Un enseignant à l’université du Michigan, aux Etats-Unis, a été sanctionné pour avoir refusé de rédiger une lettre de recommandation pour un étudiant désirant étudier en Israël et ainsi affiché son adhésion à l’appel au boycott des universités israéliennes lancé par le Mouvement Boycott-Désinvestissement-Sanctions (BDS) qui œuvre à élargir la mobilisation contre l’occupation israélienne des terres palestiniennes.

Selon le Detroit Metro Times, qui a rapporté l’information, il a été notifié à John Cheney-Lippold qu’il sera privé en 2018-2019 d’une “majoration liée au mérite” de son salaire et ne pourra pas prendre son congé sabbatique comme prévu, en janvier 2018, ni, pendant deux ans, en prendre un autre.

L’Université du Michigan a exprimé, dans une déclaration publiée le 9 octobre dernier, son inquiétude devant ce qu’elle a appelé des “incidents antisémites”. Elle a énuméré parmi ces “incidents” le refus d’établir des lettres de recommandation pour des étudiants désirant poursuivre leurs études dans l’Etat d’Israël.

Le Detroit Metro Times, un hebdomadaire de gauche, rapporte, dans le même article, qu’un peu plus tôt ce mois-ci, un étudiant en post-graduation à l’université du Michigan s’est vu refuser par un autre enseignant une lettre de recommandation pour une université israélienne.

Un boycott qui s’étend

Le boycott académique est une des formes de boycott d’Israël à laquelle appelle le BDS. Il est suivi, selon le site web de ce mouvement, par des milliers d’universitaires aux Etats-Unis, au Royaume-Uni, en Suède, en Irlande, en Belgique, en Italie, au Brésil, en Afrique du Sud et en Inde.

Aux Etats-Unis, le boycott académique d’Israël, appliqué par certains universitaires, est rejeté par les autorités de plusieurs importantes universités.

Le Mouvement BSD justifie le boycott des universités israéliennes par le fait que “des décennies durant, elles ont joué un rôle-clé dans la planification, la mise en œuvre et la justification de l’occupation israélienne et des politiques d’apartheid” de l’Etat hébreu.

Le BDS dénonce des “universités complices” avec l’armée israélienne

Sur son site web, le BDS accuse les universités israéliennes de complicité avec l’armée israélienne et non seulement avec les autorités politiques d’Israël.

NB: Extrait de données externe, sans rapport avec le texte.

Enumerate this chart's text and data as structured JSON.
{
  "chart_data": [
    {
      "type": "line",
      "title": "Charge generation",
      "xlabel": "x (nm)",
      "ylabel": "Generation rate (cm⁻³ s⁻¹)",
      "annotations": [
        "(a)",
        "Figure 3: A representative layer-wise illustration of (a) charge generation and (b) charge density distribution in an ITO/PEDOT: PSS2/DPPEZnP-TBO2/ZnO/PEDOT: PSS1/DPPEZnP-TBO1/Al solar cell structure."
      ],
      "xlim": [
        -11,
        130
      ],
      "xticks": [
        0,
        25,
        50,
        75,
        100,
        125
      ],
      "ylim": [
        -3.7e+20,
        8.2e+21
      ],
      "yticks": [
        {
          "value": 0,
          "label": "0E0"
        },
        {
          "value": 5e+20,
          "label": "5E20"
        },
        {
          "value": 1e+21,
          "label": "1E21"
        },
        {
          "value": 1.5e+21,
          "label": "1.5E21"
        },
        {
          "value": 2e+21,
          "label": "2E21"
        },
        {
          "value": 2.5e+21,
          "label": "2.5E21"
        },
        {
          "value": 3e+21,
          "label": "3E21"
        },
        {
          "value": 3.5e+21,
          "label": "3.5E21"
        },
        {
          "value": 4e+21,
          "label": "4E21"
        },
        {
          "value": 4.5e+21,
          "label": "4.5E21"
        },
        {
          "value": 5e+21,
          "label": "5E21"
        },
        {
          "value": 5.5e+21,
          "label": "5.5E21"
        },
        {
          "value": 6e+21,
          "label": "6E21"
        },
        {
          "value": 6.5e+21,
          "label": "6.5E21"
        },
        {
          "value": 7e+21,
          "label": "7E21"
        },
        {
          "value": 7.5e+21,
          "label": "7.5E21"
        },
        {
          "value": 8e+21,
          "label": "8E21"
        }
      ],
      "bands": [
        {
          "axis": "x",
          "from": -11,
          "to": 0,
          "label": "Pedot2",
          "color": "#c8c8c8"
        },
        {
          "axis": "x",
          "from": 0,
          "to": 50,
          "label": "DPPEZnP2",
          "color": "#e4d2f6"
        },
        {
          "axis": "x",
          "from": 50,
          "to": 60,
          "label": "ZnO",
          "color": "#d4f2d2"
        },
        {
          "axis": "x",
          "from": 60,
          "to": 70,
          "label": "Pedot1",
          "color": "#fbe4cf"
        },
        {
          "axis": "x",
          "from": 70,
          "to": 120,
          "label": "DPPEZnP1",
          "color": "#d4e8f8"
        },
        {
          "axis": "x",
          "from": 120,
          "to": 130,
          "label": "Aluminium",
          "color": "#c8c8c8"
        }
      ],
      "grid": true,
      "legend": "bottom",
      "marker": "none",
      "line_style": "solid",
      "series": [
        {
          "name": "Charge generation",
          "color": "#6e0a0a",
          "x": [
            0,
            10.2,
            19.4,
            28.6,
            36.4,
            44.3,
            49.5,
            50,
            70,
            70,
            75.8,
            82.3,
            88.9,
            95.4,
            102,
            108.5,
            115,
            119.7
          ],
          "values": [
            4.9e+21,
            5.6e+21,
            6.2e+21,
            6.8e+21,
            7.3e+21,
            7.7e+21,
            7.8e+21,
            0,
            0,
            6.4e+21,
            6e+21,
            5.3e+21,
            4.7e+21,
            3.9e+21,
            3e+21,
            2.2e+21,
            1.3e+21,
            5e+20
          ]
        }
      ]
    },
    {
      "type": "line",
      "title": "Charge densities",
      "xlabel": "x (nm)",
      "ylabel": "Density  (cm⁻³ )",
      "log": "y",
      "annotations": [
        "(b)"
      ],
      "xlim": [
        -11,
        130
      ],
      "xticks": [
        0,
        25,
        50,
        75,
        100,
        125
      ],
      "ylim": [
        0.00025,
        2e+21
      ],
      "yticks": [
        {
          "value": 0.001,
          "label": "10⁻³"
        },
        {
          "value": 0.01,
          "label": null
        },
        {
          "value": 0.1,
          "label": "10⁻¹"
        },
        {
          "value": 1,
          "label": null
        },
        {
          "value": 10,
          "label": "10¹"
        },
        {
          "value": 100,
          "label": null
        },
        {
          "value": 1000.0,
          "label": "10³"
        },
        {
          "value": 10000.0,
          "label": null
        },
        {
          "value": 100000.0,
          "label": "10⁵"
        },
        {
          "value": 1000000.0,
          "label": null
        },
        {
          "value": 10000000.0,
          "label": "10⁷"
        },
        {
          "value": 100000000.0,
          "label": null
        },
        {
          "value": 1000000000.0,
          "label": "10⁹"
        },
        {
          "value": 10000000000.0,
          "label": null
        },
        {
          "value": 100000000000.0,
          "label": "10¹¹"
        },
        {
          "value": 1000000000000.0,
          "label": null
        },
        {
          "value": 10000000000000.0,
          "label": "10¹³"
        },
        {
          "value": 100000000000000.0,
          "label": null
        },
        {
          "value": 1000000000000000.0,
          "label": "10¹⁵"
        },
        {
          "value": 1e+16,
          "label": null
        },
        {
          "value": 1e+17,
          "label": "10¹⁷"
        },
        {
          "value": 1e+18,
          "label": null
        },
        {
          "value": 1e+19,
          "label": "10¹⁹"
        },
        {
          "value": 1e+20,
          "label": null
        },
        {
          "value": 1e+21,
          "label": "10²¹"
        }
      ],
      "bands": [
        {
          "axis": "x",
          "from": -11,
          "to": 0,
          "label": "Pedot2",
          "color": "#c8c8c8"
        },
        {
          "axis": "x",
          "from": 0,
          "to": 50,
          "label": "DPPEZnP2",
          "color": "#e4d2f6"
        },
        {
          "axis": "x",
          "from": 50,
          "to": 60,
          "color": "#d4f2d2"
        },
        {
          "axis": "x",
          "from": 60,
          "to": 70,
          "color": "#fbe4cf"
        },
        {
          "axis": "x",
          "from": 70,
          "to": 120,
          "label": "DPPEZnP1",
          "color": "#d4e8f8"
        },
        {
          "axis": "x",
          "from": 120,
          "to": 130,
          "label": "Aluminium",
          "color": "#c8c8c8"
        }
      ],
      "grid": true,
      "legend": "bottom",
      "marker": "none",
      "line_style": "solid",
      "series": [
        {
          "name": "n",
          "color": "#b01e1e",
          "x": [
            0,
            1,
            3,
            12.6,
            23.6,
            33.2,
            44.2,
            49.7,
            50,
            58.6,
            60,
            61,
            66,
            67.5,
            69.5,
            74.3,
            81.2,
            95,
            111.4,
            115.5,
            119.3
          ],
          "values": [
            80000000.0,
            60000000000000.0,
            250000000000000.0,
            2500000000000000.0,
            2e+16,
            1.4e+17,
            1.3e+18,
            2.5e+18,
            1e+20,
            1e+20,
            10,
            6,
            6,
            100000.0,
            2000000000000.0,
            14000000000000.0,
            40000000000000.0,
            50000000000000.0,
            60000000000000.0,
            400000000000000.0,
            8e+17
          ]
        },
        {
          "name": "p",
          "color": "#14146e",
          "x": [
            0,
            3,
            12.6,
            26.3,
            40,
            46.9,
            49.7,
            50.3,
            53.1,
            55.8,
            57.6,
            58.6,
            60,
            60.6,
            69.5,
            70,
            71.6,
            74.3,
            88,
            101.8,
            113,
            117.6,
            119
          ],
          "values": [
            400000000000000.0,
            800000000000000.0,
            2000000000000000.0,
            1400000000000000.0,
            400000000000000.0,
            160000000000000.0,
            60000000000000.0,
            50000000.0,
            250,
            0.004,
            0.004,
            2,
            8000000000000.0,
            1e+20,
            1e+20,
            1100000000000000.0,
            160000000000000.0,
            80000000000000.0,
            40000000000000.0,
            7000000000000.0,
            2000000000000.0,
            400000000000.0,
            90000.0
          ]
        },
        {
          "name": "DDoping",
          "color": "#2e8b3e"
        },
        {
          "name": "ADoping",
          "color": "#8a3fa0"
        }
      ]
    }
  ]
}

L’Université de Tel Aviv - que les deux enseignants de l’Université du Michigan ont boycottée en refusant de rédiger des lettres de recommandation pour des étudiants désirant s’y inscrire – est, entre autres, clouée au pilori : ”[Elle a développé des dizaines de systèmes d’armement, ainsi que la ‘Dahiya doctrine’, recommandant l’usage disproportionné de la force, que l’armée israélienne a appliquée pour commettre des crimes de guerre contre les civils palestiniens et libanais”.

Le nom “Dahiya Doctrine”, pour rappel, fait référence aux violents bombardements israéliens en 2006 contre la “al-Dahiya”, une banlieue populaire de Beyrouth où se trouvait le siège du mouvement islamiste d’obédience chiite, le Hezbollah.

Le BDS énumère d’autres faits de “complicité” des universités israéliennes avec l’armée de l’Etat d’Israël. L’Institut israélien de technologie (Technion), affirme-t-il, a “joué un rôle important dans construction et la surveillance du mur de séparation”, déclaré illégal, en 2004, par la cour internationale de justice, tandis que les étudiants du programme militaire Talpiot “suivent leurs études tout en servant dans l’armée et exploitent leur expertise” dans leurs recherches.

Se défendant contre les accusations de ses adversaires, le BDS rappelle qu’il s’oppose à toute forme de racisme, à l’antisémitisme comme à l’islamophobie. Pour lui, le “boycott institutionnel” auquel appellent les Palestiniens ne signifie pas un “boycott de personnes basé sur leur identité ou leur simple affiliation à une université complice [des politiques israéliennes envers les Palestiniens]”.